The convergence rate improves from \left( \frac{1 - b}{1 + b} \right)^{2} to 1 - \sqrt b.
b = 0.1
f(x1, x2) = 0.5 * (x1^2 + b * x2^2)
s = 1.0 # optimal step length
γ = (1 - sqrt(b)) / (1 + sqrt(b)) # optimal Nesterov constant
x1, x2 = b, 1.0 # start point
y1, y2 = x1, x2
x1iter, x2iter, fiter = [x1], [x2], [f(x1, x2)] # store iterates
for iter in 1:15
x1prev, x2prev = x1, x2
x1 = y1 - s * y1
x2 = y2 - s * b * y2
y1 = x1 + γ * (x1 - x1prev)
y2 = x2 + γ * (x2 - x2prev)
push!(x1iter, x1)
push!(x2iter, x2)
push!(fiter, f(x1, x2))
end
x1 = -1:0.01:1
x2 = -1:0.01:1
X1 = repeat(reshape(x1, 1, :), length(x2), 1)

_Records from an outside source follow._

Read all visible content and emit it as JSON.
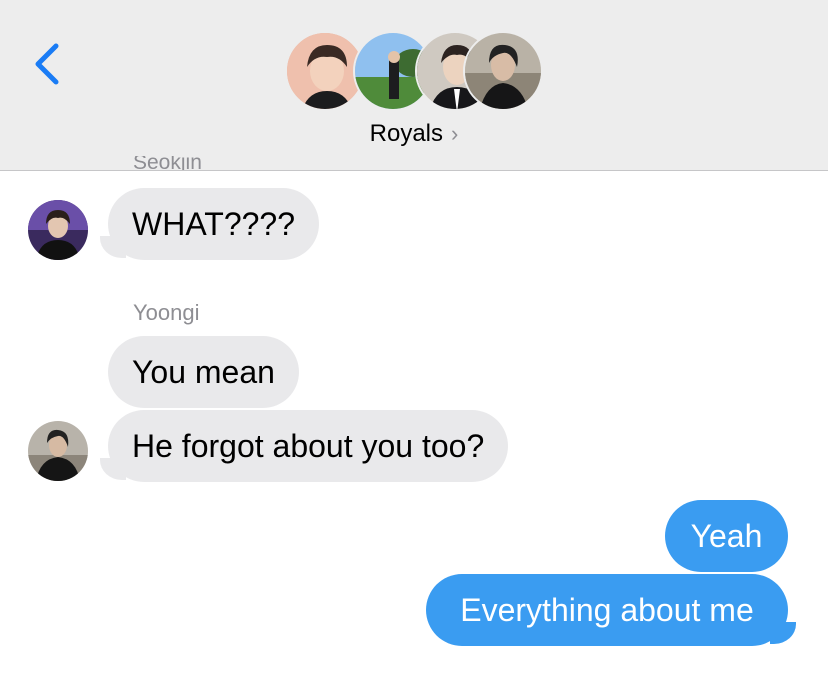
{
  "header": {
    "group_name": "Royals",
    "chevron": "›"
  },
  "icons": {
    "back": "chevron-left-icon",
    "group_chevron": "chevron-right-icon"
  },
  "colors": {
    "header_bg": "#ededed",
    "incoming_bubble": "#e9e9eb",
    "outgoing_bubble": "#3a9cf1",
    "accent_blue": "#1a7cf5",
    "meta_gray": "#8e8e93"
  },
  "messages": {
    "top_clipped_sender": "Seokjin",
    "m1": "WHAT????",
    "sender2": "Yoongi",
    "m2": "You mean",
    "m3": "He forgot about you too?",
    "m4": "Yeah",
    "m5": "Everything about me"
  }
}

X2 = repeat(x2, 1, length(x1))
Z = map(f, X1, X2)
p = contour(x1, x2, Z, levels=fiter)
plot(p, xlabel=L"x_1", ylabel=L"x_2", title="GD with Nesterov");
anim = @animate for iter in 1:length(x1iter)-1
Plots.plot!(p, x1iter[iter:iter+1], x2iter[iter:iter+1], shape=:circle)
Plots.annotate!(p, x1iter[iter], x2iter[iter], text(latexstring("x^{($iter)}"), :right))
end
gif(anim, "./gd_nesterov.gif", fps = 1);
In machine learning and statistics, we need to minimize the loss function of training data L(\mathbf{x}) = \frac 1N \sum_{i=1}^N \ell(\mathbf{x}, \mathbf{v}_i), where \mathbf{x} is the parameter to be fitted, N is the training sample size, and \mathbf{v}_i is the i-th sample.
For example, in leasts squares problem, we minimize L(\mathbf{x}) = \frac 1N \|\mathbf{b} - \mathbf{A} \mathbf{x}\|^2 = \frac 1N \sum_{i=1}^N (b_i - \mathbf{a}_i' x)^2.
Issues of the (classical) gradient descent scheme \mathbf{x}^{(t+1)} = \mathbf{x}^{(t)} - s^{(t)} \nabla L(\mathbf{x}). include:
The stochastic gradient descent uses only a mini-batch (of size B) of the training data at each step:
\mathbf{x}^{(t+1)} = \mathbf{x}^{(t)} - s^{(t)} \frac{1}{B} \sum_{i \in \text{mini-batch}} \nabla \ell(\mathbf{x}, \mathbf{v}_i).
Stochastic gradient descent solves the two issues of gradient descent. It is the workhorse in deep learning.